BRT, tardias saudações
Do leitor, jornalista Francisco Sidou, por e-mail:
Projeto mal planejado e executado na base da gestão por soluços, o BRT
já consumiu mais de R$ 400 milhões e ainda chega incompleto e com um
atraso de 30 anos como solução mágica para os graves problemas de
mobilidade urbana da capital paraense. Os gargalos do trânsito
caótico/neurótico de Belém que a todos aprisiona remete a pelo menos cem
anos de solidão em termos de gestão pública eficaz.
Trata-se da cultura do atraso, que resulta das brigas paroquiais em
torno do poder e não do bem estar da sociedade, que elege e que banca os
seus caricatos representantes municipais, estaduais e federais. A
descontinuidade de projetos, obras e serviços resulta em desperdício de
recursos públicos e defasagem no tempo e no espaço.
O Plano Diretor de Tráfego Urbano – PDTU dos japoneses da Jica -
elaborado na década de 80, após seis meses de estudos dos fluxos do
tráfego da cidade, também dimensionava os impactos de algumas medidas
prováveis para solução do caos urbano, que então apenas começava a se
delinear. Listaram obras e serviços que seriam prioritárias para evitar
que a cidade "parasse" por volta do então distante ano de 2010, caso não
fossem abertos novos corredores de tráfego e construídos elevados,
viadutos e anéis viários nos principais gargalos do trânsito na região
metropolitana de Belém.
Os anéis viários seriam erguidos no Entroncamento e em São Brás, de onde
sairia a atual Estação Rodoviária para os lados do aeroporto e assim
favorecer a interação entre os modais de transporte aéreo e rodoviário.

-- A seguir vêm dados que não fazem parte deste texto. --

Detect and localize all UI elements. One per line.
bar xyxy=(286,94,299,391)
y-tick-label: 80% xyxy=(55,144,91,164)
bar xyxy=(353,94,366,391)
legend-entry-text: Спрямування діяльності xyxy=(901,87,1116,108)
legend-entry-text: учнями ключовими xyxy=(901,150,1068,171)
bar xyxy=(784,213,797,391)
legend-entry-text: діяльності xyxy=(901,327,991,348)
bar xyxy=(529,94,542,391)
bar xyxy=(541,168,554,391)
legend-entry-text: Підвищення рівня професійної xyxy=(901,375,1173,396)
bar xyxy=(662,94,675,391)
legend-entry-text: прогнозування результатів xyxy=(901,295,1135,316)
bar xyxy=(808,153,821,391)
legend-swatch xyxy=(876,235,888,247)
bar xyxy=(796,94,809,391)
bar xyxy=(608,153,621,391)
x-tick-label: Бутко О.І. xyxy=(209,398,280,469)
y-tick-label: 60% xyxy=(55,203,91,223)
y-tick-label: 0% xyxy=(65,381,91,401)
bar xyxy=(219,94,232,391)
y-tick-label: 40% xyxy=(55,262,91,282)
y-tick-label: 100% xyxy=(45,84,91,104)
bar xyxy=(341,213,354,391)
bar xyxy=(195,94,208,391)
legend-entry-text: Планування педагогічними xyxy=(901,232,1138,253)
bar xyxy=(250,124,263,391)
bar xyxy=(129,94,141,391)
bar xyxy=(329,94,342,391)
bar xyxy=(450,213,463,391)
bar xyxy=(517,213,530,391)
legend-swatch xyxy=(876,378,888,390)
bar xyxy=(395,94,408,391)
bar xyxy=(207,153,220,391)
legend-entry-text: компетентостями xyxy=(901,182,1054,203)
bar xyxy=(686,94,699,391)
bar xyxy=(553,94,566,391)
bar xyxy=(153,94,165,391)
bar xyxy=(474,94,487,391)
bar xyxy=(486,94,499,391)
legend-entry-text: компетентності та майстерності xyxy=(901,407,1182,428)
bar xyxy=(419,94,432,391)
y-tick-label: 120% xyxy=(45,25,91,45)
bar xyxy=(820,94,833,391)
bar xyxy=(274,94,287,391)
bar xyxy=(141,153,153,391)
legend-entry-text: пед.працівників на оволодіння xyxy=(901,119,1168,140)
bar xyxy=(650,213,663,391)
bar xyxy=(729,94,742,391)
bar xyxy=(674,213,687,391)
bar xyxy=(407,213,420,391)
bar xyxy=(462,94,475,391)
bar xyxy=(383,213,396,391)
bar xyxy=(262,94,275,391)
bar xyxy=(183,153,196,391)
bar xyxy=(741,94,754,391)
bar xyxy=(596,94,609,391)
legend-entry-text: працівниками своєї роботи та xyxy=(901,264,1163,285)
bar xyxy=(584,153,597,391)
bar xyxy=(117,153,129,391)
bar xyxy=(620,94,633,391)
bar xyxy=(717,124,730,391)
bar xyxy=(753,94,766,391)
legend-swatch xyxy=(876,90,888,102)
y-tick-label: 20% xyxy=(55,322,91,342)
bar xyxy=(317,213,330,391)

Teríamos elevados nos cruzamentos da Almirante Barroso com Humaitá e
Lomas, além de viadutos em outros cruzamentos estratégicos como o da
Pedro Álvares Cabral com a Tavares Bastos. Terminais de Integração em
São Brás (no lugar da Rodoviária) e na Praça Waldemar Henrique, de onde
os passageiros seguiriam em ônibus jardineira para o entorno do centro
histórico e do comércio, sem pagar nova passagem. As ruas do comércio
seriam transformadas em calçadões, como áreas de lazer, sendo vedado o
trânsito de veículos automotores. Como, aliás, ocorre em todas as
grandes cidades.
Como se constata, nada do que foi planejado acabou realizado e a cidade
caminha para o estrangulamento total, com quase um milhão de veículos
automotores circulando pelas mesmas vias entulhadas de carros e de
estresse. Algumas obras cosméticas continuam sendo executadas em ano
eleitoral, na base da pressa, que costuma ser inimiga da qualidade e do
bom acabamento em obras públicas.
A melhor solução para os problemas de mobilidade urbana sempre esteve
ali nas águas abundantes que banham a cidade. O problema é que os
caras-pálidas" , por tola presunção, não procuram aprender com os índios
o caminho das águas. Quando aqui aportou o "desbravador" Pedro Teixeira
já encontrou uma comitiva de recepção formada pelos índios Tupinambás
em seus ágeis caíques. O poeta Ruy Barata também cantava que "os rios
são nossas ruas'. Hoje os donos da cidade são também os donos de ônibus,
coronéis do atraso, que não desejam operar uma linha fluvial urbana bem
mais agradável (porque sem poluição) e menos onerosa. Mas eles
simplesmente não querem e também não saem de cima, ou seja, sabotam
todas as licitações que a PMB porventura venha a fazer para exploração
desse modal. E os prefeitos também não tem autoridade sobre eles para
determinar a abertura de licitação com abrangência nacional e
internacional. Os chineses, por exemplo, estão muito interessados em
investir no transporte fluvial no Pará.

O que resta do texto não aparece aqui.